Teknoloji açığı tartışmaları. İkinci Dünya Savaşı geriye ekonomisi çökmüş, askeri olarak zayıflamış bir Avrupa bırakmıştır. Bu ortamın içinde Avrupa ülkeleri, savaş sonrasında Sovyetler’le daha etkin mücadele edebilmek ve ekonomik olarak güçlenmek için, Amerika’nın da ekonomik ve politik desteği ile, 1958 yılında Ortak Pazarı kurmuşlardır. Bu arada Avrupa’da, Amerika ile aralarında gittikçe büyüyen teknoloji açığı konusunda yoğun olarak bir takım tartışmalar başlamıştır. Bu tartışmalarla ilişkili olarak o yıllarda, ekonomik büyümeyi sağlayan en temel öğenin “bilim ve teknoloji” olduğu yönünde görüşler yaygınlaşmıştır. Hatta bu görüş o zamanlar Hindistan tarafından da benimsenmiş ve Hint uzay çalışmalarının temel felsefesini oluşturmuştur. 1960’larda Amerika’nın insanlı uzay programı ve Apollo projesinin başlaması ile, Avrupa’daki teknoloji açığı tartışmaları alevlenmiş ve Avrupa panik içinde “teknoloji açığı” problemini tanımlamaya ve bu soruna çözüm bulmaya çalışmıştır.

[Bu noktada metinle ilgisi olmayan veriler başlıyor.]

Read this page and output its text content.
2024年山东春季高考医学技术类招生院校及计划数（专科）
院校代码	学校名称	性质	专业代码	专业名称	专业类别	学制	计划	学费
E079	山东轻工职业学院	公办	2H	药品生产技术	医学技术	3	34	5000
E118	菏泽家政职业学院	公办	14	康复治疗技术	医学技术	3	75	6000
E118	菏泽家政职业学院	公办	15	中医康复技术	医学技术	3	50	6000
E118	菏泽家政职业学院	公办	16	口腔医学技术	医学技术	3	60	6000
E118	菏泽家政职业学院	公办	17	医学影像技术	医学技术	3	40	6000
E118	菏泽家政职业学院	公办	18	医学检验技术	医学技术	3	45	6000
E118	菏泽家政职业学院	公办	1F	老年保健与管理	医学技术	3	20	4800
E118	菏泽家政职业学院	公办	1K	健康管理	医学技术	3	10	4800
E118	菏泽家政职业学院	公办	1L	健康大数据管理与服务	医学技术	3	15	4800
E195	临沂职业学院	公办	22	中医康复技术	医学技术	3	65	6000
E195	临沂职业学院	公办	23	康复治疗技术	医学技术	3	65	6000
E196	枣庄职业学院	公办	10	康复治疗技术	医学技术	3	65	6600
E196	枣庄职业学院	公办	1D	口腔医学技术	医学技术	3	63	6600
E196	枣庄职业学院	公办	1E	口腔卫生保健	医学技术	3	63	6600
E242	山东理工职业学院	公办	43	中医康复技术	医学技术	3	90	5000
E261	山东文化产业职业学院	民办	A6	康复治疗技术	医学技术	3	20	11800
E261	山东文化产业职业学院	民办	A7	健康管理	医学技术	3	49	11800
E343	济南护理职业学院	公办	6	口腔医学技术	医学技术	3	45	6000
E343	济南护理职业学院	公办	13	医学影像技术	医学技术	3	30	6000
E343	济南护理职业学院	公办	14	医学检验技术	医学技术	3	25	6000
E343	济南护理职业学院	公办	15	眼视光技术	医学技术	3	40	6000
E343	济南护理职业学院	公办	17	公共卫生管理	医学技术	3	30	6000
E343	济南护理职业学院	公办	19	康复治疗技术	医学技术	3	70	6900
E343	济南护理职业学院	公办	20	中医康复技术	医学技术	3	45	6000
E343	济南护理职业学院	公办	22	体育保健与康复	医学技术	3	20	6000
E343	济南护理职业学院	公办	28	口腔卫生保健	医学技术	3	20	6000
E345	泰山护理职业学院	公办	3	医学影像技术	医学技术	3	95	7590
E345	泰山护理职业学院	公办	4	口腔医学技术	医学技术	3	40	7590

Avrupa’da bu konuda yapılan araştırmalarda Amerika’nın savunma, uzay ve nükleer enerji alanlarındaki ArGe’ye yoğun yatırım yaptığı görülmüştür. Fakat yapılan ArGe yatırım oranı milli hasılaya göre kıyaslanınca araştırmalar- Avrupa’nın da fena bir durumda olmadığını tespit etmiştir. Bu durum teknoloji açığının nedeninin sadece ArGe yatırım oranıyla ilgili olmadığını, bunun yanısıra başka etkenlerin de var olduğunu ortaya koymuştur. Diğer yandan yine yapılan araştırmalar, Amerika’nın ArGe çalışmalarını bir şekilde pratik hayatta uygulamaları olan ürünlere dönüştürmede oldukça ileri olduğunu; üniversitelerin ise temel bilimler değil, daha çok uygulamalı olarak, ekonomik ve sosyal ihtiyaçları karşılamaya yönelik eğitimlere önem verdiğini tespit etmiştir. Yapılan başka çalışmalar ise teknoloji açığının, ülkenin ekonomik ve sosyal yapısının yaratıcı fikirleri üretme ve bu fikirleri pratik hayata geçirebilme yeteneği ile ilişkili olduğunu ileri sürmüştür.[1]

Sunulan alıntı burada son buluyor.